The farthest thing ever seen. These infrared images show a faint, extremely redshifted galaxy (named Abell 1835 IR 1916) behind the galaxy cluster Abell 1835 in Virgo. Its light has been stretched to 11 times its original wavelength by the expansion of space during the 13 billion years the light has been flying toward us. In the top image, the blue, green, and red colors of your monitor are assigned to the near-infrared colors J, H, and K, respectively. In the bottom image, blue, green, and red represent red, J, and H, respectively.

Courtesy Daniel Schaerer / European Southern Observatory.

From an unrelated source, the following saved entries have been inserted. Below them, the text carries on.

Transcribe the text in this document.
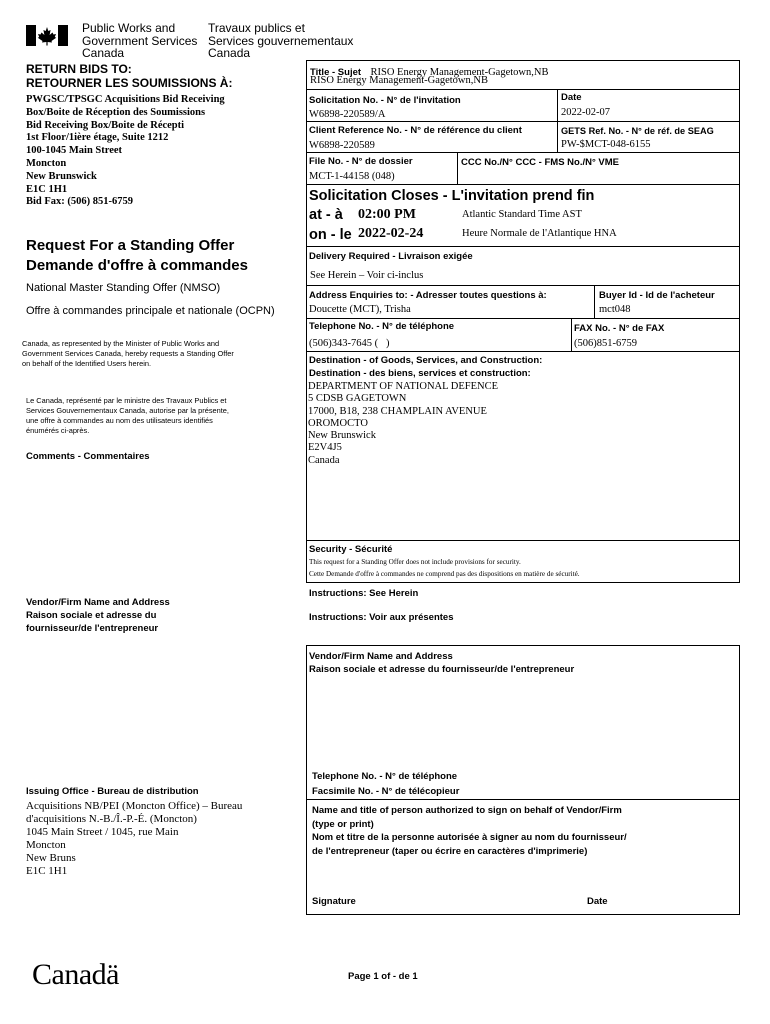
Public Works and
Government Services
Canada
Travaux publics et
Services gouvernementaux
Canada
RETURN BIDS TO:
RETOURNER LES SOUMISSIONS À:
PWGSC/TPSGC Acquisitions Bid Receiving
Box/Boite de Réception des Soumissions
Bid Receiving Box/Boite de Récepti
1st Floor/1ière étage, Suite 1212
100-1045 Main Street
Moncton
New Brunswick
E1C 1H1
Bid Fax: (506) 851-6759
Request For a Standing Offer
Demande d'offre à commandes
National Master Standing Offer (NMSO)
Offre à commandes principale et nationale (OCPN)
Canada, as represented by the Minister of Public Works and
Government Services Canada, hereby requests a Standing Offer
on behalf of the Identified Users herein.
Le Canada, représenté par le ministre des Travaux Publics et
Services Gouvernementaux Canada, autorise par la présente,
une offre à commandes au nom des utilisateurs identifiés
énumérés ci-après.
Comments - Commentaires
Vendor/Firm Name and Address
Raison sociale et adresse du
fournisseur/de l'entrepreneur
Issuing Office - Bureau de distribution
Acquisitions NB/PEI (Moncton Office) – Bureau
d'acquisitions N.-B./Î.-P.-É. (Moncton)
1045 Main Street / 1045, rue Main
Moncton
New Bruns
E1C 1H1
Title - Sujet RISO Energy Management-Gagetown,NB
RISO Energy Management-Gagetown,NB
Solicitation No. - N° de l'invitation
W6898-220589/A
Date
2022-02-07
Client Reference No. - N° de référence du client
W6898-220589
GETS Ref. No. - N° de réf. de SEAG
PW-$MCT-048-6155
File No. - N° de dossier
MCT-1-44158 (048)
CCC No./N° CCC - FMS No./N° VME
Solicitation Closes - L'invitation prend fin
at - à 02:00 PM	Atlantic Standard Time AST
on - le 2022-02-24	Heure Normale de l'Atlantique HNA
Delivery Required - Livraison exigée
See Herein – Voir ci-inclus
Address Enquiries to: - Adresser toutes questions à:
Doucette (MCT), Trisha
Buyer Id - Id de l'acheteur
mct048
Telephone No. - N° de téléphone
(506)343-7645 (   )
FAX No. - N° de FAX
(506)851-6759
Destination - of Goods, Services, and Construction:
Destination - des biens, services et construction:
DEPARTMENT OF NATIONAL DEFENCE
5 CDSB GAGETOWN
17000, B18, 238 CHAMPLAIN AVENUE
OROMOCTO
New Brunswick
E2V4J5
Canada
Security - Sécurité
This request for a Standing Offer does not include provisions for security.
Cette Demande d'offre à commandes ne comprend pas des dispositions en matière de sécurité.
Instructions: See Herein
Instructions: Voir aux présentes
Vendor/Firm Name and Address
Raison sociale et adresse du fournisseur/de l'entrepreneur
Telephone No. - N° de téléphone
Facsimile No. - N° de télécopieur
Name and title of person authorized to sign on behalf of Vendor/Firm
(type or print)
Nom et titre de la personne autorisée à signer au nom du fournisseur/
de l'entrepreneur (taper ou écrire en caractères d'imprimerie)
Signature	Date
Canadä	Page 1 of - de 1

Just two weeks ago astronomers found their most distant object ever, at about redshift 7, using the Hubble and Keck Telescopes. Now a different group, using one of the Very Large Telescope (VLT) reflectors of the European Southern Observatory, claims to have smashed that record using a similar technique. Roser Pello (Midi Observatory, Pyrenees, France) and four colleagues say they have identified an extremely faint galaxy fragment that has a redshift of 10.0. This would mean we see it as it was just 460 million years after the universe was born — at just 3.5 percent of the present cosmic age — when the "dark age" that followed the Big Bang was ending and the first stars and galaxies were being born.

The observation was possible because a foreground galaxy cluster (Abell 1835 in Virgo) is acting as a powerful gravitational lens, almost like a giant telephoto attachment in front of the 8.2-meter VLT reflector. The European astronomers estimate that by a fluke of lucky placement, the faint galaxy's light is amplified 25 to 100 times (3.5 to 5 magnitudes) by the gravitational lens — as if the VLT had been enlarged to 40 to 80 meters aperture.

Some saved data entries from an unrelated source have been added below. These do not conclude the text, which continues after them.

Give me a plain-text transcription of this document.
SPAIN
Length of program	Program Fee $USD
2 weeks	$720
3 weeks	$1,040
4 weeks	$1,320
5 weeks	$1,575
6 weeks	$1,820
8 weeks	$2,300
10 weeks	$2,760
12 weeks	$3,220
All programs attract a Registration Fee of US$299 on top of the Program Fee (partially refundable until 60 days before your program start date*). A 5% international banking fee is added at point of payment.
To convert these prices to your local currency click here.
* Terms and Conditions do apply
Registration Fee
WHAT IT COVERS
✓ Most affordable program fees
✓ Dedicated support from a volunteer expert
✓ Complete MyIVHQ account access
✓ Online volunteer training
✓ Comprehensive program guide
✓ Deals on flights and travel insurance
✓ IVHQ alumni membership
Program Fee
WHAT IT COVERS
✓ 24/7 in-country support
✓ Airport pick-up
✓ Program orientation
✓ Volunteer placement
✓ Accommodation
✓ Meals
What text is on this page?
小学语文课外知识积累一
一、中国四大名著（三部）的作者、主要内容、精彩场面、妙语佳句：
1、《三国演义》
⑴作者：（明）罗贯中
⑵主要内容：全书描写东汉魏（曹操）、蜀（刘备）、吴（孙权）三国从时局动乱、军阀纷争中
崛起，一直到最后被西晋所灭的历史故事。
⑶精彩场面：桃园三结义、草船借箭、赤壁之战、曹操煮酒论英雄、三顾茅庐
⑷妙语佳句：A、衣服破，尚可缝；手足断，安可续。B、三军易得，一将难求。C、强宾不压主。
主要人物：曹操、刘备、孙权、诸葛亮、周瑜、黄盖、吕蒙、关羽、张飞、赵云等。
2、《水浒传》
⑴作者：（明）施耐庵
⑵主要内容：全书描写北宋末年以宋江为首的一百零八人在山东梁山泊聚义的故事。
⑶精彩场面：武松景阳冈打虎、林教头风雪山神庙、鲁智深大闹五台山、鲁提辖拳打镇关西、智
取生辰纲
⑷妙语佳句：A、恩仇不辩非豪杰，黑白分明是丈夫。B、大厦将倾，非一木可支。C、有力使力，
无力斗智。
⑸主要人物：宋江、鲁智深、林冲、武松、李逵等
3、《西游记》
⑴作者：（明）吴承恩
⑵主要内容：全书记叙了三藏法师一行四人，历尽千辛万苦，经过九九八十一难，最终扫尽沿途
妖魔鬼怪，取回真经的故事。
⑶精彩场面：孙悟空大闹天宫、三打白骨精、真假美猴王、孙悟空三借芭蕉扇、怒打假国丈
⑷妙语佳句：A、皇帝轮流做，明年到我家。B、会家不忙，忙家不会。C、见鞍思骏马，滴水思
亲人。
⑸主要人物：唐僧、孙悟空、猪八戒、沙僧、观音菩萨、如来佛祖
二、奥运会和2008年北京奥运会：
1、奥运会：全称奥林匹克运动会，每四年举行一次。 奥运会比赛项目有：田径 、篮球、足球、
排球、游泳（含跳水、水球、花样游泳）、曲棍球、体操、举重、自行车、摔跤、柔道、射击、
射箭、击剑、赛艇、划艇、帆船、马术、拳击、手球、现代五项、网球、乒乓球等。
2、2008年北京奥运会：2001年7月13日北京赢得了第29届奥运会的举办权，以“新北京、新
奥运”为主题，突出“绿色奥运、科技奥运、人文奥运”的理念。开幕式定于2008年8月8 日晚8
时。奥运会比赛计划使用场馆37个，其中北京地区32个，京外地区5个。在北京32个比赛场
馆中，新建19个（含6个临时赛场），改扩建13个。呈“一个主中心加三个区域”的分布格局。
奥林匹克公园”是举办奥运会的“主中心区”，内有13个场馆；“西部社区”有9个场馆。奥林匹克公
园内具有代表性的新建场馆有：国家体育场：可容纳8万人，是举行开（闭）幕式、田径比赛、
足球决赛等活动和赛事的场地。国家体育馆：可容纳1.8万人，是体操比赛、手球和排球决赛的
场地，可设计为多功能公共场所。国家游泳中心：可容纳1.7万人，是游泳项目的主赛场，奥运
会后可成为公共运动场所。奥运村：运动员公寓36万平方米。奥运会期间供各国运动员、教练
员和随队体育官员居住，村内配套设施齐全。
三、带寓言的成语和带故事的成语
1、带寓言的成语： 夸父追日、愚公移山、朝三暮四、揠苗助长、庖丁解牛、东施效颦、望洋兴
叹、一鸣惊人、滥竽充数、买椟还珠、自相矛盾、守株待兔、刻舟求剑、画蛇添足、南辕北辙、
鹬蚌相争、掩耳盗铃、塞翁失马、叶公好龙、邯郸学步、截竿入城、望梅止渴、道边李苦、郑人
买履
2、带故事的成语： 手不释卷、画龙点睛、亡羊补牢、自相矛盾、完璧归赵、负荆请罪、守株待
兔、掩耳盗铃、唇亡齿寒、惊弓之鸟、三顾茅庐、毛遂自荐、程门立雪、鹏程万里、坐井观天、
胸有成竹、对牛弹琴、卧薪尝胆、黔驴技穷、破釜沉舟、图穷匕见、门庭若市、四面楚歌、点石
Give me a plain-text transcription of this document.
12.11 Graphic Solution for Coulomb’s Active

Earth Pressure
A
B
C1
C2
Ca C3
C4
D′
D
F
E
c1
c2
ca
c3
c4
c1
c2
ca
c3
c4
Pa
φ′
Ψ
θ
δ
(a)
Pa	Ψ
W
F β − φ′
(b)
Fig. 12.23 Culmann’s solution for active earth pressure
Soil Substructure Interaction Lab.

Objects at high redshifts are extremely faint for several reasons. It's not just that they're very far away. Their radiation is also greatly weakened by the redshifting; a photon displaying a redshift (z) of 10 has been stretched to 11 times its original wavelength, which weakens its energy by a factor of 11. Moreover, in any given second we'll receive 11 times fewer of these enfeebled photons than if no redshift had occurred. And on top of that, the first galaxies themselves were merely small fragments — "building blocks" that later merged to become the large galaxies that populate today's universe. The prize found by the European astronomers was as dim as 26th magnitude in the near-infrared J band and invisible at all shorter wavelengths. They find that it contains only a ten-thousandth the mass of our Milky Way, and can be seen at all only because it is undergoing vigorous star formation.

The first step in finding it was to identify faint candidate objects behind the gravitational lens that had the correct infrared colors for a very highly redshifted object. Once the astronomers located a good suspect, they managed to detect a very weak emission line in it at the near-infrared wavelength of 1.34 microns. They identify this line with the strong Lyman-alpha emission of hydrogen at 0.1216 micron in the far ultraviolet. Their paper appears in the March (IV) issue of the European journal Astronomy & Astrophysics and is described in an ESO press release.

More objects with redshifts as great as 7 to 12 may soon be found in the Hubble Space Telescope's Ultra Deep Field (UDF), which is scheduled to be released to the astronomy community and the public Tuesday, March 9th.